Spot harbors a suspicion that Stassen-Berger posed the question as a way to tout Horner as a candidate.
Here in Senate District 41, there is a bitter memory of what an independent candidate can do; it is especially painful for Spot. In the last House race in 41A, the DFL candidate Kevin Staunton and the spurned-once-Republican Ron Erhardt (whom Spot supported) split an easy majority of the vote, electing the conservative Republican Keith Downey, who barely beat either Staunton or Erhardt. Erhardt, some of you will remember, was excommunicated by the Republicans because he voted for the transportation bill over Governor Gutshot’s veto.
One a statewide level, the most probable outcome of a strong independent bid would result in the election of another Republican governor. There are many reasons to worry about that, for education, health care, property taxes; the list goes on.
But one reason in particular concerns Spot: the judiciary in Minnesota.

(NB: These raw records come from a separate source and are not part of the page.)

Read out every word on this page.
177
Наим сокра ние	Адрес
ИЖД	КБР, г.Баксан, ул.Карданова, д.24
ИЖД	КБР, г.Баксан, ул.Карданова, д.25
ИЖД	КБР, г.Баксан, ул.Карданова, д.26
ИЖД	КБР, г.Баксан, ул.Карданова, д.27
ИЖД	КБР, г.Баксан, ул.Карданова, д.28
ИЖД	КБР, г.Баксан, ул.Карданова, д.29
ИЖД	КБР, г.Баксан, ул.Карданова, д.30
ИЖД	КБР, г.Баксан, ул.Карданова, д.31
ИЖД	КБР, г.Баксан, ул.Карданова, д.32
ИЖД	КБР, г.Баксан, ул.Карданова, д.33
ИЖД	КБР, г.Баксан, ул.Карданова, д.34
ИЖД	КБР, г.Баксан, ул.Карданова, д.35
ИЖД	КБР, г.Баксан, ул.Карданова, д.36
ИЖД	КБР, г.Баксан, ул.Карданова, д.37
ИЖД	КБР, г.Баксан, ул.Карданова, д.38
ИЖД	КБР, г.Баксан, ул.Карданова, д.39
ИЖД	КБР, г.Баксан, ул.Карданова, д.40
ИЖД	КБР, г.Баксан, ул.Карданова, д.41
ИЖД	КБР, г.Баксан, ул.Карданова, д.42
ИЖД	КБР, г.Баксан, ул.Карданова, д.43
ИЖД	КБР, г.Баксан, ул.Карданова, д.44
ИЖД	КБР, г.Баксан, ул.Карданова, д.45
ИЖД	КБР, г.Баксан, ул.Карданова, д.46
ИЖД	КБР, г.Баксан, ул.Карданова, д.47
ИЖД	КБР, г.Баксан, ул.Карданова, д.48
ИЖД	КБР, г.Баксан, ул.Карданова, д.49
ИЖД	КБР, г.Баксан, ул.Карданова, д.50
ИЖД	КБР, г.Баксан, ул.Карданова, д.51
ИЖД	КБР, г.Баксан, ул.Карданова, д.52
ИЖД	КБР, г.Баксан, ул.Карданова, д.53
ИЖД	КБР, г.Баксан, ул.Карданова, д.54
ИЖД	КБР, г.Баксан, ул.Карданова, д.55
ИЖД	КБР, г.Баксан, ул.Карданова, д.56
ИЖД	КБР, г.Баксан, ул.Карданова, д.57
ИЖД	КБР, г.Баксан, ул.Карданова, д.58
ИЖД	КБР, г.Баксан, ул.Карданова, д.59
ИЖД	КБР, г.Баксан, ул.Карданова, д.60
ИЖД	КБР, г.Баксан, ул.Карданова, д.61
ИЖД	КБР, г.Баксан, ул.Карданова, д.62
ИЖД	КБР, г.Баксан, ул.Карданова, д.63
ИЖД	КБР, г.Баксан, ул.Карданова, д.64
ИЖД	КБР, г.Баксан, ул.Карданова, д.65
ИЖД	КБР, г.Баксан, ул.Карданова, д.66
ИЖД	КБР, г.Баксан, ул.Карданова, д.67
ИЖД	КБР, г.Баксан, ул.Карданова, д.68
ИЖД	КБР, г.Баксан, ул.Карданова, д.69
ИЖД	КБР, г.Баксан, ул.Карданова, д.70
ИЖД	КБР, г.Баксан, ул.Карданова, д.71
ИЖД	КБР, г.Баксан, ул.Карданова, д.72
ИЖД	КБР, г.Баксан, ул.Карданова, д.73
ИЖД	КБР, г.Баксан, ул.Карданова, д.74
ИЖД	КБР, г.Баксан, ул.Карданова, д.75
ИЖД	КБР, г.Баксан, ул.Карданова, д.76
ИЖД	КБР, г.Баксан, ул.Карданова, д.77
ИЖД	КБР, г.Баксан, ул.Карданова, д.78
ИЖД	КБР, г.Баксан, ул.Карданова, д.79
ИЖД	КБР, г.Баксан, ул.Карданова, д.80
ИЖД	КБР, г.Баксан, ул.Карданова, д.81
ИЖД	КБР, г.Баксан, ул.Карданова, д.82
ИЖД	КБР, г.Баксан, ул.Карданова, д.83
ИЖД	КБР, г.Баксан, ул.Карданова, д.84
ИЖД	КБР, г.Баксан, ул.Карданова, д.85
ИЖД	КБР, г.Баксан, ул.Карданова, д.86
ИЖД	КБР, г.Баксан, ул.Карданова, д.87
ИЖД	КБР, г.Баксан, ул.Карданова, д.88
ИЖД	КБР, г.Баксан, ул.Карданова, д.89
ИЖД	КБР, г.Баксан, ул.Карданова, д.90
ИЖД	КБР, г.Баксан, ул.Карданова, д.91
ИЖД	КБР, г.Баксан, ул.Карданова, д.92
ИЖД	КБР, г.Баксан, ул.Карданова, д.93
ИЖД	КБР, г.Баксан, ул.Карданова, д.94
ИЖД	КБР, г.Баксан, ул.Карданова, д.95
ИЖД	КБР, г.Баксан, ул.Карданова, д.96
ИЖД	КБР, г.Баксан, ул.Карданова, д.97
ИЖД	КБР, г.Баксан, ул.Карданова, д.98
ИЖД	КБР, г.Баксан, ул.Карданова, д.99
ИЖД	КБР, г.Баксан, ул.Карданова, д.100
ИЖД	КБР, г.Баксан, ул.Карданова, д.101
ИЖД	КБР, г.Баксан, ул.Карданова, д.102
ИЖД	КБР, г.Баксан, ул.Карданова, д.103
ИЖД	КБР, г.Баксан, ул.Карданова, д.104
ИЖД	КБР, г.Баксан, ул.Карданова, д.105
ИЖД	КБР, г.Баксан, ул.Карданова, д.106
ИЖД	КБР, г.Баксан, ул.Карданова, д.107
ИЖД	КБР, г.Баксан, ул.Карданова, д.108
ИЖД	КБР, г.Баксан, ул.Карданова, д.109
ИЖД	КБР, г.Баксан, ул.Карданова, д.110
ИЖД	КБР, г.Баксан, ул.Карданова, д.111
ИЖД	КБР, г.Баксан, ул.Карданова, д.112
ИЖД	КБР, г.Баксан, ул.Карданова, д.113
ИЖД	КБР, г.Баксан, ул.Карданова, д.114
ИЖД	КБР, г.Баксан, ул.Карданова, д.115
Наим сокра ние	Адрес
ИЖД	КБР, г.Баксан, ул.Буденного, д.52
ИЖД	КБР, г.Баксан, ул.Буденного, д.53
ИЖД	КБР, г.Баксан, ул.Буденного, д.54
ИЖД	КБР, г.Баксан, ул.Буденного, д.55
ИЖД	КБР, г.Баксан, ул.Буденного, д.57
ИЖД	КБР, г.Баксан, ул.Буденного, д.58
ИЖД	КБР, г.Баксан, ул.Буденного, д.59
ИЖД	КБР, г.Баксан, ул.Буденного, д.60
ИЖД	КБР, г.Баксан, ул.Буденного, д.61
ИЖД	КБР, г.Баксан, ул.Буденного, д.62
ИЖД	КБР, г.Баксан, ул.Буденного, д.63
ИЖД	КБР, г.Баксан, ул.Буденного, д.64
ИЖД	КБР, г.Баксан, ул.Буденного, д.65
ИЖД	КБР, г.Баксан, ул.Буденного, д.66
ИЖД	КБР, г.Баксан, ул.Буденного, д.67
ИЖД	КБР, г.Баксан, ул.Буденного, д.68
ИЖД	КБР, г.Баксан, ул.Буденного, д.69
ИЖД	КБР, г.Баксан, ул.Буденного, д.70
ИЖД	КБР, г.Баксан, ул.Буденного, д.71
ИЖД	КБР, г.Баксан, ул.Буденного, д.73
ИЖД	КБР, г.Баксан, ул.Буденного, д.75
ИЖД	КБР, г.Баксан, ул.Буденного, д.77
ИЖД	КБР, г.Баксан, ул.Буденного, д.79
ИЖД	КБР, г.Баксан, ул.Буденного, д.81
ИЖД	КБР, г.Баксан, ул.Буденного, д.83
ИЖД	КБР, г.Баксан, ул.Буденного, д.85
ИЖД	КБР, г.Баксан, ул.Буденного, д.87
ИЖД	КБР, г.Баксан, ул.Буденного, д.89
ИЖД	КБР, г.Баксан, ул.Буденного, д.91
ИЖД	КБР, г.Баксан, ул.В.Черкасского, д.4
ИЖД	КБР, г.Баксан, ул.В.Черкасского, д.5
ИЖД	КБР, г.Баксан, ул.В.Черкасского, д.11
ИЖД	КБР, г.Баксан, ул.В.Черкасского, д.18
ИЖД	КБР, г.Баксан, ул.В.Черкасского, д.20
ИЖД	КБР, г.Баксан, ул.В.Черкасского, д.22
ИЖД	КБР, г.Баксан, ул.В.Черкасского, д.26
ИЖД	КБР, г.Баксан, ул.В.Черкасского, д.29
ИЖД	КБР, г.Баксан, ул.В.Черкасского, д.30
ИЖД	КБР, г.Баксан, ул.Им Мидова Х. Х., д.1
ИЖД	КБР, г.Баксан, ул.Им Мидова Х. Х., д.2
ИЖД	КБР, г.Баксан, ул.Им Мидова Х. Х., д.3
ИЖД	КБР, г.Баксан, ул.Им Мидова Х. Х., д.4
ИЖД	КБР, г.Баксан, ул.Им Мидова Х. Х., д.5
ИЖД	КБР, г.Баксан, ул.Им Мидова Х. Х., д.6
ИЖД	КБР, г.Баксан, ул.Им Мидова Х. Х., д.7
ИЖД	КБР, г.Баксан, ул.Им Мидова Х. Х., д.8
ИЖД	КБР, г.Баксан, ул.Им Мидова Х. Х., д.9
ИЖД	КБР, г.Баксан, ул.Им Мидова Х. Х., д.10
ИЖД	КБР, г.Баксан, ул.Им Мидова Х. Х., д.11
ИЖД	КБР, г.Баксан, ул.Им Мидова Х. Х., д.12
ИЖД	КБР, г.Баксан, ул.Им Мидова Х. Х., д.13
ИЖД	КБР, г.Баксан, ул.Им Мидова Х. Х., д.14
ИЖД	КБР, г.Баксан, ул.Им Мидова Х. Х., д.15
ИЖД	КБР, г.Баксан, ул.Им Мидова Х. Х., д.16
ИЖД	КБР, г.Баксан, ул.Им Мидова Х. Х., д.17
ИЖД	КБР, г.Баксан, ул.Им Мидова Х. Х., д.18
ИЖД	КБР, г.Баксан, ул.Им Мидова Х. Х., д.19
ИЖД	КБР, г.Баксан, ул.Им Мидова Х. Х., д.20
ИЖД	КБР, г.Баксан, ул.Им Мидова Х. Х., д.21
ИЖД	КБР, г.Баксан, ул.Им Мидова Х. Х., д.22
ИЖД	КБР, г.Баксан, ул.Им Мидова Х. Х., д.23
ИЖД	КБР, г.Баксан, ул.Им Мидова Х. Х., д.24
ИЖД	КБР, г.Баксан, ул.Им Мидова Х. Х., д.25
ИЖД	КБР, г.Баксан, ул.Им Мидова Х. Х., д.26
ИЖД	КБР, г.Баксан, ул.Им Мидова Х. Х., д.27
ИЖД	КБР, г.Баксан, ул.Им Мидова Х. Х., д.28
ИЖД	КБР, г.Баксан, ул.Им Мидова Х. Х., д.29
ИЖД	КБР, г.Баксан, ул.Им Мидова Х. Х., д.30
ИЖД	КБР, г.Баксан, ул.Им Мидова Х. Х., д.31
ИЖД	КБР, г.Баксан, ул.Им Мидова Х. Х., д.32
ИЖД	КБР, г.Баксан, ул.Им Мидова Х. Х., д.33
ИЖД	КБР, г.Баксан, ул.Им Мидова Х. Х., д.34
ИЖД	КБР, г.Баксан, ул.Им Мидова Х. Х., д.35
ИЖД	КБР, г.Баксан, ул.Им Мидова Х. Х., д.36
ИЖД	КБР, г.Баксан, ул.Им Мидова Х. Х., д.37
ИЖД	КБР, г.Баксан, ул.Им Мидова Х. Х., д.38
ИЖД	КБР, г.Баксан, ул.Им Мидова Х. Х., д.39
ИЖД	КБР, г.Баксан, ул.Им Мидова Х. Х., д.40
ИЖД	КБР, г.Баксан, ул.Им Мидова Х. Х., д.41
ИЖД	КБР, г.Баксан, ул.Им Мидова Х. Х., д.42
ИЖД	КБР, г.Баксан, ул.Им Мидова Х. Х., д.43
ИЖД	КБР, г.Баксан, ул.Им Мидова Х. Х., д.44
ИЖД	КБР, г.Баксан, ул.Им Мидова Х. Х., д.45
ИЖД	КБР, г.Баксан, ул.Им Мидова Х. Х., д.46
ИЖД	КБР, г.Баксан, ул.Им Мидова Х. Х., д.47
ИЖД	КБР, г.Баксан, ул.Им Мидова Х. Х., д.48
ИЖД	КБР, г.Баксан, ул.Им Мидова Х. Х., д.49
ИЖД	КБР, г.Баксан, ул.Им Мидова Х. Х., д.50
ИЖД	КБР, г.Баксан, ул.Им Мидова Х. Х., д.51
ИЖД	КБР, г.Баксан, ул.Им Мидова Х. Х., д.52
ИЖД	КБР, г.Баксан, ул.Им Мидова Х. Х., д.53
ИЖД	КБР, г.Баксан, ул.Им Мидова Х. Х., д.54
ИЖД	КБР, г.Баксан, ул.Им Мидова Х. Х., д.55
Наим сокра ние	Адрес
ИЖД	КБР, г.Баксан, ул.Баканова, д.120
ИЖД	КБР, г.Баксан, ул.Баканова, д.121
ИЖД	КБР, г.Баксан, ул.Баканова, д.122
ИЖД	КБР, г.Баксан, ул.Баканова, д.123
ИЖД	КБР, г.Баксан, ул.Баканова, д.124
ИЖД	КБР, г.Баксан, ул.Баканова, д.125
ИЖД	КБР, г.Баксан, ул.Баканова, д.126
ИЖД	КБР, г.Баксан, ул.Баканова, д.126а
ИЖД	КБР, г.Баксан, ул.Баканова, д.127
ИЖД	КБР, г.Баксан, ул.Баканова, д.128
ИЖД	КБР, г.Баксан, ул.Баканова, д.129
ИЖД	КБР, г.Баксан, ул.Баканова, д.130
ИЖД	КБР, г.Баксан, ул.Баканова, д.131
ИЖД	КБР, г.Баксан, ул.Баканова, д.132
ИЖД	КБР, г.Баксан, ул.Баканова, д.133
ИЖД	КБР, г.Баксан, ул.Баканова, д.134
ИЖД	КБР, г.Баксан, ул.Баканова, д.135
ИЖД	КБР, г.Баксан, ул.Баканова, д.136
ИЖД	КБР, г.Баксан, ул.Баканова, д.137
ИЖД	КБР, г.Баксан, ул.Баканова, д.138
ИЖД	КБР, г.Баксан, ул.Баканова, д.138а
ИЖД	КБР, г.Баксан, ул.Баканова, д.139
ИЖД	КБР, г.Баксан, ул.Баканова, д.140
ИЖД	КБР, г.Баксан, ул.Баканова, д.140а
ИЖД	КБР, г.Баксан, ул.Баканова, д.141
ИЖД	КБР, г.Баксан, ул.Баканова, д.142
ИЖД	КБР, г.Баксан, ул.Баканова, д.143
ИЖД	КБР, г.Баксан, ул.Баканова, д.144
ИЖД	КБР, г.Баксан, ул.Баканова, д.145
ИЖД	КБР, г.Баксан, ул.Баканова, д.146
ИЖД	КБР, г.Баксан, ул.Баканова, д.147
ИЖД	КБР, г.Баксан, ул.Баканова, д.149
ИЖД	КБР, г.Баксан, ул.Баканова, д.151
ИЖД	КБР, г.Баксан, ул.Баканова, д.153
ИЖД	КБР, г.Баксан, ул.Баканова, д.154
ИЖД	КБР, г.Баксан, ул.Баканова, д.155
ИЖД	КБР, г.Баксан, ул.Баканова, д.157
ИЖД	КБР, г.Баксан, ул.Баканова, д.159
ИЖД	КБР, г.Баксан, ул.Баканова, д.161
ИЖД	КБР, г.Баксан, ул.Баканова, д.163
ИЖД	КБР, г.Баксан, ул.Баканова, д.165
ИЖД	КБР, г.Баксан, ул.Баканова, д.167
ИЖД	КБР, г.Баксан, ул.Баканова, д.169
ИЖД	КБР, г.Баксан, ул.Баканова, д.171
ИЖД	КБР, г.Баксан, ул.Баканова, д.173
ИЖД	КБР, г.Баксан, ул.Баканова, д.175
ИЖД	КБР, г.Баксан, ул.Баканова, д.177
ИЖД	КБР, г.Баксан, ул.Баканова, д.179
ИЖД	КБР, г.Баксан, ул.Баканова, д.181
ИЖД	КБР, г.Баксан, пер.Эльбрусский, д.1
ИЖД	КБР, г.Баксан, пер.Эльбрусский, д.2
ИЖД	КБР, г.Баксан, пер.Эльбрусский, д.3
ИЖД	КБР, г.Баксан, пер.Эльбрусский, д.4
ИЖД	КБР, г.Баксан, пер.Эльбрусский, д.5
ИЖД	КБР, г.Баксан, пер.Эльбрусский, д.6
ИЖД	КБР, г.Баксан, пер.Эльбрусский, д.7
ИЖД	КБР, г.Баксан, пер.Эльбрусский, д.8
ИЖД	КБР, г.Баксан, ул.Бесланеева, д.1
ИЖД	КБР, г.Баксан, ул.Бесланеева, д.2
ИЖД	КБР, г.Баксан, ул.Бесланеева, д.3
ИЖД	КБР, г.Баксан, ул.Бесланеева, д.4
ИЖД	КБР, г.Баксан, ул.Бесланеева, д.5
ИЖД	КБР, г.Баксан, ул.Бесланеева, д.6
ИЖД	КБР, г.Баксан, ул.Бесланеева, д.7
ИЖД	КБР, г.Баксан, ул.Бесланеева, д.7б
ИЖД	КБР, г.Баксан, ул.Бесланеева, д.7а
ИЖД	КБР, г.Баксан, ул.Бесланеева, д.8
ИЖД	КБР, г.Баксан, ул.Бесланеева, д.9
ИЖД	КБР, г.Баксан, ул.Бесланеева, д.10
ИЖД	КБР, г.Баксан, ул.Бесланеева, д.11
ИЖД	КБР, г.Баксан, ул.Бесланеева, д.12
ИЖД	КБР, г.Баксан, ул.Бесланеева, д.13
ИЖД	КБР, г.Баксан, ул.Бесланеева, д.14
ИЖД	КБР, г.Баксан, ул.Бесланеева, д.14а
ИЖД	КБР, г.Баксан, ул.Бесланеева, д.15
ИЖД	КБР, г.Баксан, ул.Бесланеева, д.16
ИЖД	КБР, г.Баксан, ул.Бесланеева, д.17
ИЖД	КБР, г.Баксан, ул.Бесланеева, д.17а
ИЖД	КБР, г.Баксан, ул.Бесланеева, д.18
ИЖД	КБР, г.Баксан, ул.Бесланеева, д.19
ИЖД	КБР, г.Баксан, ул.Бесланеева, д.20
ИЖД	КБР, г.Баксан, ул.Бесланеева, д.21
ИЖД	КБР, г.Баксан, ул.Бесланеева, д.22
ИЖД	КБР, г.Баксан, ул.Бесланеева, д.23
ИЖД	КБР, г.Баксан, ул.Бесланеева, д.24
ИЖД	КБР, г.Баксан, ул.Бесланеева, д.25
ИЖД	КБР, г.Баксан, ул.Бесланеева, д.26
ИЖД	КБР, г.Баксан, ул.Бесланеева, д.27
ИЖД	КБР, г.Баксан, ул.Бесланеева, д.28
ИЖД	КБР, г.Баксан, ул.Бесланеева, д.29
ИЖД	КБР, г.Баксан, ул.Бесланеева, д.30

The last time a DFLer picked a judge in Minnesota was when Rudy Perpich did it. Many of you don’t even remember Rudy. But governors have a bigger and longer impact on a state through judicial appointments than probably anywhere else.
There was a case that came down from the Minnesota Supreme Court several days ago on the civil forfeiture of an SUV co-owned by an “innocent owner” of a vehicle driven by an impaired co-owner. By a vote of four to three, the Supreme Court of Minnesota affirmed the forfeiture. One reading the headline, Spot knew exactly how the Court split without even reading the opinion. The four Republican appointees voted to uphold the forfeiture. Everyone else? Not so much.
And it not just the Supreme Court that is appointed by a governor; it’s all the District Court and Court of Appeals judges, too.
It is going to take a generation of purgative to restore some balance on the bench; we can just as well get started now.